While it is often assumed that the probabilities of having a boy or a girl are the same, the actual probability of having a boy is slightly higher at 0.51. Suppose a couple plans to have 3 kids.

a.) Use the binomial model to calculate the probability that two of them will be boys.

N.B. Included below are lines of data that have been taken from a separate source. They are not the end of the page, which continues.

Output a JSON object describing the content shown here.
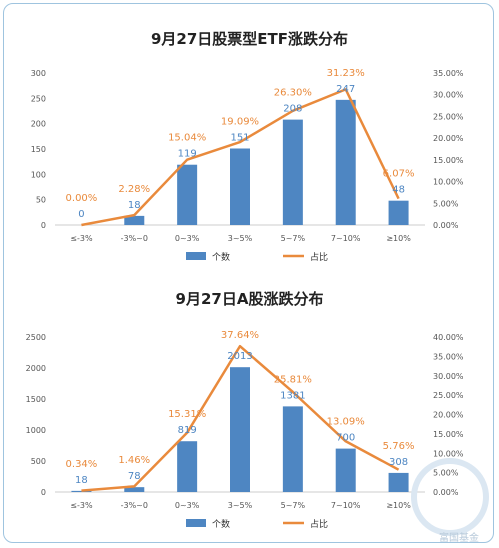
{
  "colors": {
    "bar": "#4e86c2",
    "line": "#e98a3c",
    "bar_label": "#4e86c2",
    "line_label": "#e98a3c",
    "axis_text": "#555555"
  },
  "watermark": {
    "text": "富国基金"
  },
  "chart_data": [
    {
      "type": "bar",
      "title": "9月27日股票型ETF涨跌分布",
      "categories": [
        "≤-3%",
        "-3%~0",
        "0~3%",
        "3~5%",
        "5~7%",
        "7~10%",
        "≥10%"
      ],
      "series": [
        {
          "name": "个数",
          "type": "bar",
          "axis": "left",
          "values": [
            0,
            18,
            119,
            151,
            208,
            247,
            48
          ],
          "labels": [
            "0",
            "18",
            "119",
            "151",
            "208",
            "247",
            "48"
          ]
        },
        {
          "name": "占比",
          "type": "line",
          "axis": "right",
          "values": [
            0.0,
            2.28,
            15.04,
            19.09,
            26.3,
            31.23,
            6.07
          ],
          "labels": [
            "0.00%",
            "2.28%",
            "15.04%",
            "19.09%",
            "26.30%",
            "31.23%",
            "6.07%"
          ]
        }
      ],
      "ylim": [
        0,
        300
      ],
      "yticks": [
        "0",
        "50",
        "100",
        "150",
        "200",
        "250",
        "300"
      ],
      "y2lim": [
        0,
        35
      ],
      "y2ticks": [
        "0.00%",
        "5.00%",
        "10.00%",
        "15.00%",
        "20.00%",
        "25.00%",
        "30.00%",
        "35.00%"
      ],
      "legend": "bottom"
    },
    {
      "type": "bar",
      "title": "9月27日A股涨跌分布",
      "categories": [
        "≤-3%",
        "-3%~0",
        "0~3%",
        "3~5%",
        "5~7%",
        "7~10%",
        "≥10%"
      ],
      "series": [
        {
          "name": "个数",
          "type": "bar",
          "axis": "left",
          "values": [
            18,
            78,
            819,
            2013,
            1381,
            700,
            308
          ],
          "labels": [
            "18",
            "78",
            "819",
            "2013",
            "1381",
            "700",
            "308"
          ]
        },
        {
          "name": "占比",
          "type": "line",
          "axis": "right",
          "values": [
            0.34,
            1.46,
            15.31,
            37.64,
            25.81,
            13.09,
            5.76
          ],
          "labels": [
            "0.34%",
            "1.46%",
            "15.31%",
            "37.64%",
            "25.81%",
            "13.09%",
            "5.76%"
          ]
        }
      ],
      "ylim": [
        0,
        2500
      ],
      "yticks": [
        "0",
        "500",
        "1000",
        "1500",
        "2000",
        "2500"
      ],
      "y2lim": [
        0,
        40
      ],
      "y2ticks": [
        "0.00%",
        "5.00%",
        "10.00%",
        "15.00%",
        "20.00%",
        "25.00%",
        "30.00%",
        "35.00%",
        "40.00%"
      ],
      "legend": "bottom"
    }
  ]
}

\({3\choose2}\times.51^{2}\times.49^{1}\)=38%

b.) Write out all possible orderings of 3 children, 2 of whom are boys. Use these scenarios to calculate the same probability from part (a) but using the addition rule for disjoint outcomes. Confirm that your answers from parts (a) and (b) match.

There are 3 versions of two boys and one girl.

Boy Boy Girl = .51x.51x.49 =.127

Boy Girl Boy = .51x.49x.51=.127

Girl Boy Boy = .51x.49x.51=.127

Summed up, this equals .38, or 38%, the same as a.)

c.) If we wanted to calculate the probability that a couple who plans to have 8 kids will have 3 boys, briefly describe why the approach from part (b) would be more tedious than the approach from part (a).

The addition rule would require \({8\choose3}=56\) posibilities listed out. It is much easier to do the calculation once.

3.42) A not-so-skilled volleyball player has a 15% chance of making the serve, which involves hitting the ball so it passes over the net on a trajectory such that it will land in the opposing team’s court. Suppose that her serves are independent of each other.

a.) What is the probability that on the 10th try she will make her 3rd successful serve?

The odds of making 2 in 9 shots are \({9\choose2}\times(.15)^2\times(.85)^7\). This is then multiplied by .15.

8.8%

in R:

choose(9,2)*(.15^2)*(.85^2)*.15
## [1] 0.08778375

b.) Suppose she has made two successful serves in nine attempts. What is the probability that her 10th serve will be successful?

15%

c.) Even though parts (a) and (b) discuss the same scenario, the probabilities you calculated should be di↵erent. Can you explain the reason for this discrepancy?

Part b assumes that the first two servers have already been made, so there is only one trial to to worry about. Part a asks about all 10 serves.